FIFA 23 could finally unite gamers on PlayStation, Xbox and PC
While it increasingly appears as if FIFA 23 could be the last in the long-running EA Sports series, it could go out on a high by finally allowing gamers on Xbox, PlayStation and PC to play with and against each other.
According to a leak, FIFA 23 will be the first to support crossplay, meaning gamers on the three major gaming platforms will be able to compete against each other in online games. The word comes from the xFire site, which says the crossplay feature will apply to all of the game modes.
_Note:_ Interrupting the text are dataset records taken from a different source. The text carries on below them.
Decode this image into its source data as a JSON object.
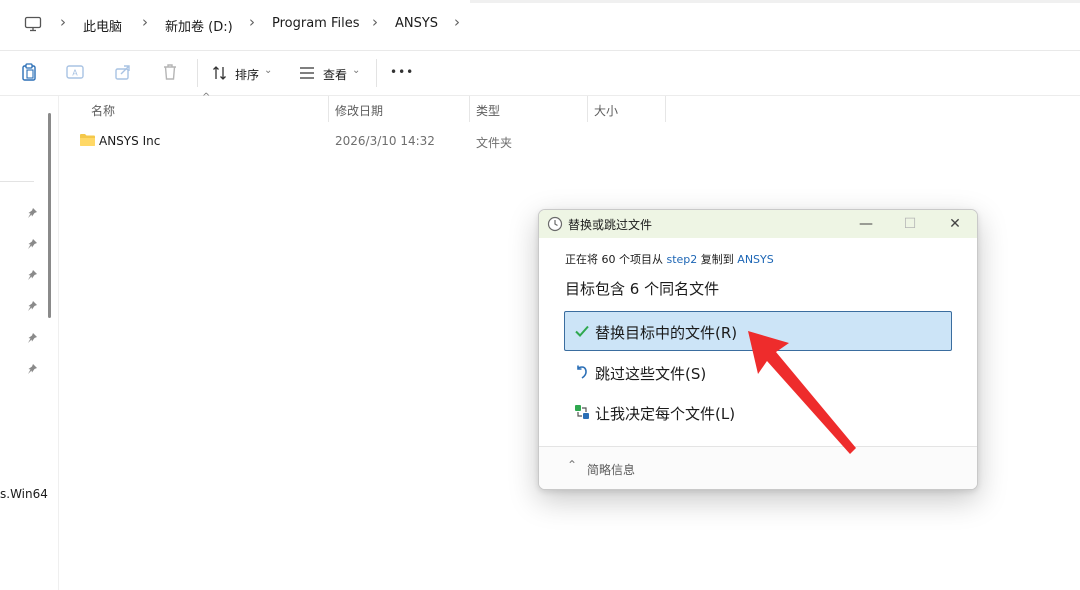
{
  "breadcrumb": {
    "items": [
      "此电脑",
      "新加卷 (D:)",
      "Program Files",
      "ANSYS"
    ]
  },
  "toolbar": {
    "sort_label": "排序",
    "view_label": "查看",
    "more_label": "•••"
  },
  "nav": {
    "partial_item": "s.Win64"
  },
  "file_list": {
    "columns": [
      "名称",
      "修改日期",
      "类型",
      "大小"
    ],
    "rows": [
      {
        "name": "ANSYS Inc",
        "modified": "2026/3/10 14:32",
        "type": "文件夹",
        "size": ""
      }
    ]
  },
  "dialog": {
    "title": "替换或跳过文件",
    "info_prefix": "正在将 60 个项目从",
    "info_source": "step2",
    "info_middle": "复制到",
    "info_target": "ANSYS",
    "heading": "目标包含 6 个同名文件",
    "options": [
      {
        "label": "替换目标中的文件(R)",
        "icon": "check-icon",
        "selected": true
      },
      {
        "label": "跳过这些文件(S)",
        "icon": "skip-undo-icon",
        "selected": false
      },
      {
        "label": "让我决定每个文件(L)",
        "icon": "decide-icon",
        "selected": false
      }
    ],
    "details_label": "简略信息",
    "minimize_label": "—",
    "maximize_label": "☐",
    "close_label": "✕"
  },
  "colors": {
    "selection": "#cce4f7",
    "selection_border": "#3a6d9f",
    "title_bar": "#eef5e4",
    "link": "#1d66b5",
    "annotation_arrow": "#ee2c2c"
  }
}
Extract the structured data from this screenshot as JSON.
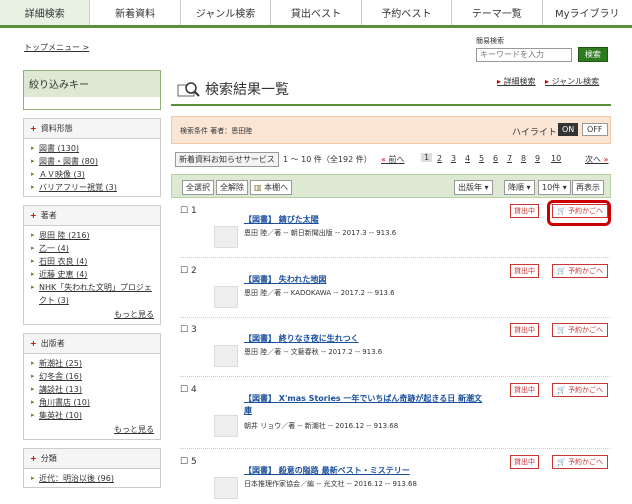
{
  "nav": {
    "tabs": [
      "詳細検索",
      "新着資料",
      "ジャンル検索",
      "貸出ベスト",
      "予約ベスト",
      "テーマ一覧",
      "Myライブラリ"
    ]
  },
  "breadcrumb": "トップメニュー >",
  "quick": {
    "label": "簡易検索",
    "placeholder": "キーワードを入力",
    "button": "検索"
  },
  "sidebar": {
    "title": "絞り込みキー",
    "sections": [
      {
        "title": "資料形態",
        "items": [
          "図書 (130)",
          "図書・図書 (80)",
          "ＡＶ映像 (3)",
          "バリアフリー視覚 (3)"
        ],
        "more": ""
      },
      {
        "title": "著者",
        "items": [
          "恩田 陸 (216)",
          "乙一 (4)",
          "石田 衣良 (4)",
          "近藤 史恵 (4)",
          "NHK「失われた文明」プロジェクト (3)"
        ],
        "more": "もっと見る"
      },
      {
        "title": "出版者",
        "items": [
          "新潮社 (25)",
          "幻冬舎 (16)",
          "講談社 (13)",
          "角川書店 (10)",
          "集英社 (10)"
        ],
        "more": "もっと見る"
      },
      {
        "title": "分類",
        "items": [
          "近代：明治以後 (96)"
        ],
        "more": ""
      }
    ]
  },
  "main": {
    "title": "検索結果一覧",
    "link_detail": "詳細検索",
    "link_genre": "ジャンル検索",
    "condition": "検索条件 著者：恩田陸",
    "highlight_label": "ハイライト：",
    "highlight_on": "ON",
    "highlight_off": "OFF",
    "notify_button": "新着資料お知らせサービス",
    "count": "1 ～ 10 件（全192 件）",
    "prev": "前へ",
    "pages": [
      "1",
      "2",
      "3",
      "4",
      "5",
      "6",
      "7",
      "8",
      "9",
      "10"
    ],
    "next": "次へ",
    "select_all": "全選択",
    "deselect_all": "全解除",
    "shelf": "本棚へ",
    "sort_field": "出版年",
    "sort_order": "降順",
    "per_page": "10件",
    "redisplay": "再表示",
    "lend_label": "貸出中",
    "reserve_label": "予約かごへ",
    "results": [
      {
        "no": "1",
        "title": "【図書】 錆びた太陽",
        "sub": "恩田 陸／著 -- 朝日新聞出版 -- 2017.3 -- 913.6"
      },
      {
        "no": "2",
        "title": "【図書】 失われた地図",
        "sub": "恩田 陸／著 -- KADOKAWA -- 2017.2 -- 913.6"
      },
      {
        "no": "3",
        "title": "【図書】 終りなき夜に生れつく",
        "sub": "恩田 陸／著 -- 文藝春秋 -- 2017.2 -- 913.6"
      },
      {
        "no": "4",
        "title": "【図書】 X'mas Stories 一年でいちばん奇跡が起きる日 新潮文庫",
        "sub": "朝井 リョウ／著 -- 新潮社 -- 2016.12 -- 913.68"
      },
      {
        "no": "5",
        "title": "【図書】 殺意の隘路 最新ベスト・ミステリー",
        "sub": "日本推理作家協会／編 -- 光文社 -- 2016.12 -- 913.68"
      }
    ]
  },
  "colors": {
    "accent": "#5a8f3c",
    "lend": "#cc3333",
    "highlight": "#cc0000"
  }
}
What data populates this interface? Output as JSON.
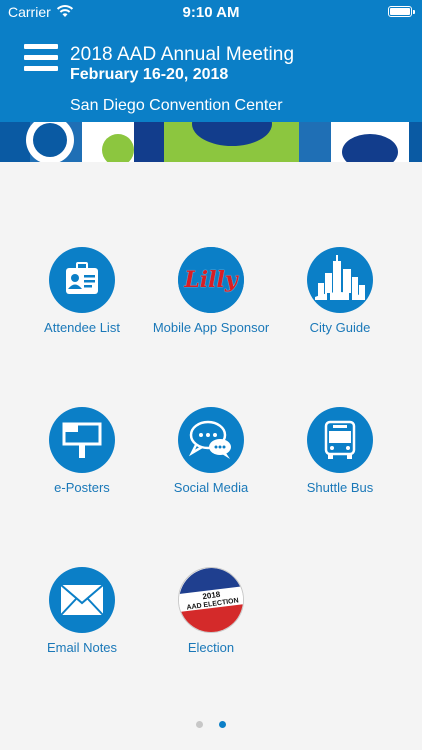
{
  "status": {
    "carrier": "Carrier",
    "time": "9:10 AM"
  },
  "header": {
    "title": "2018 AAD Annual Meeting",
    "dates": "February 16-20, 2018",
    "venue": "San Diego Convention Center"
  },
  "sponsor_logo_text": "Lilly",
  "election_badge": {
    "line1": "2018",
    "line2": "AAD ELECTION"
  },
  "tiles": [
    {
      "label": "Attendee List",
      "icon": "id-badge-icon"
    },
    {
      "label": "Mobile App Sponsor",
      "icon": "lilly-logo-icon"
    },
    {
      "label": "City Guide",
      "icon": "city-skyline-icon"
    },
    {
      "label": "e-Posters",
      "icon": "poster-board-icon"
    },
    {
      "label": "Social Media",
      "icon": "chat-bubbles-icon"
    },
    {
      "label": "Shuttle Bus",
      "icon": "bus-icon"
    },
    {
      "label": "Email Notes",
      "icon": "envelope-icon"
    },
    {
      "label": "Election",
      "icon": "election-badge-icon"
    }
  ],
  "pagination": {
    "pages": 2,
    "current": 2
  },
  "colors": {
    "brand": "#0b7fc7",
    "label": "#1a78b8",
    "background": "#f4f4f4",
    "dot_active": "#0b7fc7",
    "dot_inactive": "#c7c7c7"
  }
}
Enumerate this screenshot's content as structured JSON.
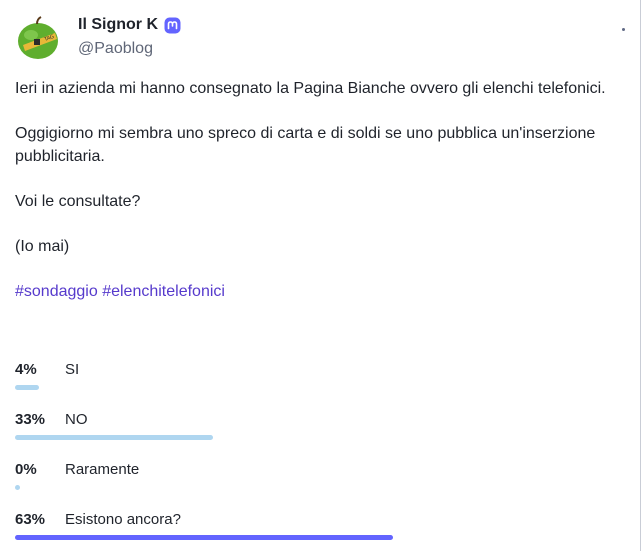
{
  "author": {
    "display_name": "Il Signor K",
    "handle": "@Paoblog",
    "avatar_icon": "green-apple-avatar",
    "badge_icon": "mastodon-icon"
  },
  "post": {
    "paragraphs": [
      "Ieri in azienda mi hanno consegnato la Pagina Bianche ovvero gli elenchi telefonici.",
      "Oggigiorno mi sembra uno spreco di carta e di soldi se uno pubblica un'inserzione pubblicitaria.",
      "Voi le consultate?",
      "(Io mai)"
    ],
    "hashtags": [
      "#sondaggio",
      "#elenchitelefonici"
    ]
  },
  "poll": {
    "options": [
      {
        "percent_label": "4%",
        "label": "SI",
        "percent": 4,
        "leading": false
      },
      {
        "percent_label": "33%",
        "label": "NO",
        "percent": 33,
        "leading": false
      },
      {
        "percent_label": "0%",
        "label": "Raramente",
        "percent": 0,
        "leading": false
      },
      {
        "percent_label": "63%",
        "label": "Esistono ancora?",
        "percent": 63,
        "leading": true
      }
    ]
  },
  "colors": {
    "accent": "#563acc",
    "bar": "#afd6f0",
    "bar_leading": "#6364ff"
  }
}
Elsewhere, the report claims the next game will offer the chance to play in both the men’s and women’s World Cups for the first time, thanks to expanded licensing agreements. The article from Tom Henderson – known for his Battlefield game leaks – also claims EA Sports is improving the Hypermotion Technology debuted in last year’s FIFA 22 instalment.
“The technology has been enhanced tenfold, and now allows the development team to capture animations from real footballers in real matches using stadium cameras, eliminating the need for Xsens suits,” the report says.
None of these details have been announced or confirmed by EA Sports, and we probably won’t hear much about the game for the next few weeks, giving it’s unlikely to arrive until September this year.
The report comes amid the backdrop of a potential shake up of the franchise as FIFA and EA Sports weigh up whether it’s the right idea to renew their licensing agreement.
Just last week it emerged EA Sports sees the FIFA name as a hindrance, which prevents the developer being more innovative and inventive with game modes outside of the 11 vs 11 paradigm.
In a meeting with employees late last year, EA CEO Andrew Wilson reportedly said: “As we’ve looked to the future we want to grow the franchise, and ironically the FIFA licence has actually been an impediment to that.
“Our players tell us they want more modes of play, different things beyond 11v11 and different types of gameplay. I would tell you, it’s been a fight to get FIFA to acknowledge the types of things that we want to create, because they say our licence only covers certain categories.”